Which Costs More...The beer I'm drinking or the can it's in.
January 31, 2014 7:11 PM   Subscribe

When I buy a case, am I paying more for beer, or aluminum?

I'm interested in the big brewers here; Coors, Bud, Heineken, et al.

I turned in some cans a while ago, and it wasn't a lot of money, but it was money. And the beer's mostly water.

So, assuming the brewer is already operating and the various sunk costs are already sunk. Which are they spending more on? Beer or aluminum?

I toured Miller Valley a few times when I lived in Milwaukee, and the overhead is indeed impressive. Lots of copper and piping.

(Thank you hive mind!)
posted by SlyBevel to Food & Drink (11 answers total) 2 users marked this as a favorite
 
Where are you? When you turned in the cans, were you getting the cash value of the aluminum in them, or were you getting a return of the 5 or 10-cent deposit on them? It makes a huge difference. In states that have a can deposit, the deposit is worth far more than the metal in the can, in order to encourage people to return the can for recycling rather than to litter or toss it in the trash.
posted by brianogilvie at 7:15 PM on January 31, 2014


Response by poster: "Where are you?"

Good question! I'm in a US state that does not give 5 cent or 10 cent per can awards. They weigh it and tell you what the rate is, and the rate times the weight is how much you get.
posted by SlyBevel at 7:24 PM on January 31, 2014


I don't know about the big breweries (of course they buy in bulk so their costs will be lower), but I worked at a restaurant/microbrewery so I have a vague idea. The main cost of making beer, besides the overhead (equipment, storage, building, workers) is the ingredients. A lot of the cost depends on the quality of the ingredients. Our brewers switched from imported to domestic to reduce the costs, so again you have the factor of source. But overall the expense of ingredients and overhead was definitely more than the cost of aluminum would have been. I don't have a quote on aluminum but it's cheap, and again the big manufacturers buy in bulk which further reduces their cost.
posted by DoubleLune at 7:32 PM on January 31, 2014 [1 favorite]


I'm gonna go with the beer. How can you not account for overhead? Facilities, employees, taxes, etc.. You have that with aluminum can manufacturing, too, but depending on the brewery much of that equipment is still being paid for. The material costs in can making are probably slightly less influenced by market fluctuations whereas there are many elements that go into beer making that can affect the price of the raw goods.
posted by amanda at 7:38 PM on January 31, 2014


It may be dangerous to extroplate, but when buying materials to make beer at home it is more expensive to buy ingredients then brand new glass bottles.
posted by edgeways at 7:55 PM on January 31, 2014


Mod note: Couple of comments deleted; please give some basis for your answer, don't just guess or say you figure it must be the beer. Thanks.
posted by LobsterMitten (staff) at 8:41 PM on January 31, 2014


Best answer: Assuming this chart from 6 years ago is still relatively accurate (The book that they get the numbers from is an interesting read if you're into the minutiae of beer making):

Packaging is 28% total, that includes the cans and the stuff they're shipped in, ingredients are only 15%. However, ingredients without production doesn't give you beer, it gives you a bunch of ingredients.

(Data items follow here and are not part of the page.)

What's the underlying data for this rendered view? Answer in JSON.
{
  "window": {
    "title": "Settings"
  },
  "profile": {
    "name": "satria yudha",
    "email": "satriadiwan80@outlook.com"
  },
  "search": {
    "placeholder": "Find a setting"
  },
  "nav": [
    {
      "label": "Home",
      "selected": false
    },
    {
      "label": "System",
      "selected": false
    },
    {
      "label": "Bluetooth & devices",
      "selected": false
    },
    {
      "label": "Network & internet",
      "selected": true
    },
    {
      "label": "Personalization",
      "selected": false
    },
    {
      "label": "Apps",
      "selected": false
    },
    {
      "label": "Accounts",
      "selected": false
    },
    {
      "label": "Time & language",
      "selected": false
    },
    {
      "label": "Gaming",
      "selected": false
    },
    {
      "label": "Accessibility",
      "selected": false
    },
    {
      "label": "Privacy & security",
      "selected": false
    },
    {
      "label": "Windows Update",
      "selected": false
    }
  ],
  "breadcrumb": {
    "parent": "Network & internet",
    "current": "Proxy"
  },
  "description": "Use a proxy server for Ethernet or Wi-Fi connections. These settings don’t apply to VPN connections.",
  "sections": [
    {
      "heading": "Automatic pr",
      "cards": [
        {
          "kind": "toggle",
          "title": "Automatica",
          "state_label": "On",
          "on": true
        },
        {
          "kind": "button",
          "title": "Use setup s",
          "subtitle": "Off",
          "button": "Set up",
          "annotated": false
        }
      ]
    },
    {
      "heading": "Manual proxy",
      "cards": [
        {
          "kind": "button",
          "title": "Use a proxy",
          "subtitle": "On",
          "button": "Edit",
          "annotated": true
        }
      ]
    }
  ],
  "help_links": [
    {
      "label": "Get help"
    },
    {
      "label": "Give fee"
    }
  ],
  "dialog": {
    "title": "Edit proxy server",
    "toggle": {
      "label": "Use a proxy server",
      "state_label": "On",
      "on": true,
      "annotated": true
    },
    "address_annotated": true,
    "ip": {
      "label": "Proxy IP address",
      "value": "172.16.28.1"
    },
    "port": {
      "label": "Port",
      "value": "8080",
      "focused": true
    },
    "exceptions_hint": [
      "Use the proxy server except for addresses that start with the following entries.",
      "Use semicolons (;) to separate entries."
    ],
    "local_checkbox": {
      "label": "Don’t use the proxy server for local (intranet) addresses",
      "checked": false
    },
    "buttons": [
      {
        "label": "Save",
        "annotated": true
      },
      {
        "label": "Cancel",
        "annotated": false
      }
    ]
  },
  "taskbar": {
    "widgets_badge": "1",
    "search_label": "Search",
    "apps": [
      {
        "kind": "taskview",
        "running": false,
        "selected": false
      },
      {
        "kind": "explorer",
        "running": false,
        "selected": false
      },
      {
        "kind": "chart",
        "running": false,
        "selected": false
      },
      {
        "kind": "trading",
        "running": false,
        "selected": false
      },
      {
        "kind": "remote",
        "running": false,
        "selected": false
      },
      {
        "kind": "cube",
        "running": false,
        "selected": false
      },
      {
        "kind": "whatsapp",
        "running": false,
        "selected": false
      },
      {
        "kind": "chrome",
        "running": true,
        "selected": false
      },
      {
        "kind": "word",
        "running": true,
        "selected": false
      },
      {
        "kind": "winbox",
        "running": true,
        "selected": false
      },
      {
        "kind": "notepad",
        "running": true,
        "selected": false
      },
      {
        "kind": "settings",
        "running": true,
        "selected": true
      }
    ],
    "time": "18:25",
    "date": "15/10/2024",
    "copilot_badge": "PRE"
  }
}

Production's another 15%. So the cost of buying the ingredients and turning them into beer is slightly higher than the cost of what you ship that beer to the consumer in.
posted by Gygesringtone at 8:58 PM on January 31, 2014 [6 favorites]


I can get ingredients to make a batch of beer for about $30. That makes two cases @ 60 cents a bottle. A major manufacturer could get a better deal, sure.

A random recycling site I found online will give you 40 cents a pound for aluminum cans.

Gotta be the beer.
posted by MrMoonPie at 6:23 AM on February 1, 2014


Just as a point of reference, the consumer product company where I work spends anywhere from 5% - 25% of total cost of goods on packaging. I am sure each category is different, but I think a general rule of thumb is that the product costs more than the packaging it's in.
posted by gillianr at 8:31 AM on February 1, 2014


"Where are you?" should be a standard AskMe staple.

From what I remember from my work at a local brewery, it's really close. When they switched from strictly bottles to cans and bottles, they lost money initially, but made it back in the longer term.

/disclaimer, I did IT work, I was in no way involved with pricing or bottling/canning stuff.
posted by Sphinx at 8:44 AM on February 1, 2014 [1 favorite]


Beer distributors pay the brewery more for the keg than they do the beer in the keg, at least on the big volume brands, and that does not account for shipping. Some specialty beers are the other way around. I don't know if that means those beers actually cost more to make or if the breweries feel like they can charge more because it's not the usual swill, though.